Finance USA

Feb 14 2020

Hurricane meaning

Hurricane meaning-Hurricane meaning
Hurricane meaning-What does hurricane mean? hurricane is defined by the lexicographers at Oxford Dictionaries as A storm with a violent wind, in particular a tropical cyclone in the Caribbean.

Main definitions of hurricane in English

hurricane 1

1 A storm with a violent wind, in particular a tropical cyclone in the Caribbean.

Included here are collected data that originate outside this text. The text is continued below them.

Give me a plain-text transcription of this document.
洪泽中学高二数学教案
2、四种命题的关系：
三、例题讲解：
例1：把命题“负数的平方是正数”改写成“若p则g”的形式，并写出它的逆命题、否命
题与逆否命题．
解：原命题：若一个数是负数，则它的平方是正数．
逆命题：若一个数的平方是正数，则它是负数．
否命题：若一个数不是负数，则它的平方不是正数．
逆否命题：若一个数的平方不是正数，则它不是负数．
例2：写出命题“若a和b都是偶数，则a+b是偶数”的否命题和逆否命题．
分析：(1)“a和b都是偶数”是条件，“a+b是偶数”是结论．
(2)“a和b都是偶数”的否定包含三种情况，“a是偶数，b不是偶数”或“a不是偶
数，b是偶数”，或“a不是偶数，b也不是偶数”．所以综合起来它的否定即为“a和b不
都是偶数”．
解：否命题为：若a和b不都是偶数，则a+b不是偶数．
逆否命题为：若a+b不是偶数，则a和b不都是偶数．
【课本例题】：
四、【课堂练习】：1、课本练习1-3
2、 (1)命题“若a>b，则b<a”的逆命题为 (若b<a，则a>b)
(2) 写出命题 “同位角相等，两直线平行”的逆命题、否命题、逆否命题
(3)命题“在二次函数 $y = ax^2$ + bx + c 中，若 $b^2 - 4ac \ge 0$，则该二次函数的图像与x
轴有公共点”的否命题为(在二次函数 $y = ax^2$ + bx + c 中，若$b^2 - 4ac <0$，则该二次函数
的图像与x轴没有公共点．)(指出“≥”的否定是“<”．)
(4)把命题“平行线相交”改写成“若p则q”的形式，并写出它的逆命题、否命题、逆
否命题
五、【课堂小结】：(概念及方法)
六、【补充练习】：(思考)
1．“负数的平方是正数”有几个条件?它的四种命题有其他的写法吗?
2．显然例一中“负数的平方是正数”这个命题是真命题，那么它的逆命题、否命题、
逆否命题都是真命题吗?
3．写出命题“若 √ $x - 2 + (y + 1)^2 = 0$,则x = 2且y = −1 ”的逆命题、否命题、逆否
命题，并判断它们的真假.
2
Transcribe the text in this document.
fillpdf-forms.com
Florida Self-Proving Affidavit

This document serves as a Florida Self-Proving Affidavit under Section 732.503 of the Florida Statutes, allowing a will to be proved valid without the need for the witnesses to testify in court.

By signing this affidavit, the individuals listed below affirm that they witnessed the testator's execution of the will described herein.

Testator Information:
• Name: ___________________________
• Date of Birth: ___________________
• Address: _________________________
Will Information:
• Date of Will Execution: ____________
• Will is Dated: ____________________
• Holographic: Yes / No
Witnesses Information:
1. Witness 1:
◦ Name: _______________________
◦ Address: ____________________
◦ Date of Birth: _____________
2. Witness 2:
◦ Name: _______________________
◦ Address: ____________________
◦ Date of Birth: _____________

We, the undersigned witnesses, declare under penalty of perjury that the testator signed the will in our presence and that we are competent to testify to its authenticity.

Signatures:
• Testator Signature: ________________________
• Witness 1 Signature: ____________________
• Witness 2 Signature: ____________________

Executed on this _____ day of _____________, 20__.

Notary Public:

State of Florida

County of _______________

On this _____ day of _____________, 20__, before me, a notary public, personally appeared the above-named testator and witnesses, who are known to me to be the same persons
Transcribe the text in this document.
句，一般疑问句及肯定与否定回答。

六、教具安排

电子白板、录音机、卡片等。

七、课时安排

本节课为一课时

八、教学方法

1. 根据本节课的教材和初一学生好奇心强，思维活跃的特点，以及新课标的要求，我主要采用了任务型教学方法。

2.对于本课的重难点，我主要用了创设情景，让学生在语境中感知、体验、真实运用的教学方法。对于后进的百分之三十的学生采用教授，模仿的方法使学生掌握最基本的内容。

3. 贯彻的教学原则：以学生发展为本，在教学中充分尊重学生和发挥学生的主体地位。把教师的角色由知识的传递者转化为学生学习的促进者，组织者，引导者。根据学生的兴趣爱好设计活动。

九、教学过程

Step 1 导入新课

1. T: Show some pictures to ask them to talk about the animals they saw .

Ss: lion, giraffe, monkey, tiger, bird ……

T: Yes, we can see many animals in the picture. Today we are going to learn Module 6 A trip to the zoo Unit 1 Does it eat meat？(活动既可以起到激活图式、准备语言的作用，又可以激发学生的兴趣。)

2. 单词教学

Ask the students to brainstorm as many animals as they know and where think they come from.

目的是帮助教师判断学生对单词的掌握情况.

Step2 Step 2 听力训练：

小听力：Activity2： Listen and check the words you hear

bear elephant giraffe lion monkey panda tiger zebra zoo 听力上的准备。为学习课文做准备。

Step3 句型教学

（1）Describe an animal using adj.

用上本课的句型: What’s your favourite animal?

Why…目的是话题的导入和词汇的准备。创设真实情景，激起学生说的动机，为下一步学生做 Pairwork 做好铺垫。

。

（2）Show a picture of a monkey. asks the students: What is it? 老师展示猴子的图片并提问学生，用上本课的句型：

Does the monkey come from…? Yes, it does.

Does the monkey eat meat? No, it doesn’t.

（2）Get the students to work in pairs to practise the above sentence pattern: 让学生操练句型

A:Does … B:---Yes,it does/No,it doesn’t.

  • ‘In fact, tropical storms or hurricanes have ended many droughts in Texas, and other parts of the world.’
  • ‘Severe tropical cyclones correspond to the hurricanes or typhoons of other parts of the world.’
  • ‘First, wind and water erode it, especially during tropical storms and hurricanes.’
  • ‘This book shows the tracks of all the hurricanes and tropical storms recorded over more than a century.’
  • ‘We see this a lot during tropical storms and hurricanes off the Florida coast.’
  • ‘Gray expects at least three named tropical storms and two hurricanes this month.’
  • ‘The season is barely two full days old and we’ve already had nine advisories, although as yet no tropical storms or hurricanes.’
  • ‘The last big storm here was in 1993, and it wasn’t even a hurricane or a tropical storm.’
  • ‘With a hurricane and a tropical storm moving in, the State of Florida is bracing for a beating.’
  • ‘The hurricane caused a surge of water that flooded large areas of the historic city center.’
  • ‘From hurricanes to floods to unbearable heat, 2005 was one for the record weather books.’
  • ‘Planned as temporary refuge from the hurricane and flood waters, they became sites of official neglect.’
  • ‘The main post office here in New Orleans flooded right after the hurricane.’
  • ‘There is chaos around you, caused by a hurricane and severe floods.’
  • ‘Tonight so many victims of the hurricane and the flood are far from home and friends and familiar things.’
  • ‘Thousands of people displaced by the hurricane are forced to find new homes in new cities and states.’
  • ‘About 1,100 oil platforms were exposed to the full force of the hurricane.’
  • ‘There was little structural damage, but the hurricane downed trees and blew roofs off of some bungalows.’
  • ‘The strongest part of a hurricane is the eye wall, on the edge of the calm center.’
  • ‘The hurricane has claimed 65 lives with winds gusting up to 155 mph but Jamaica missed the worst of it.’
  1. 1.1 A wind of force 12 on the Beaufort scale (equal to or exceeding 64 knots or 118 km/h).


Mid 16th century from Spanish huracán, probably from Taino hurakán ‘god of the storm’.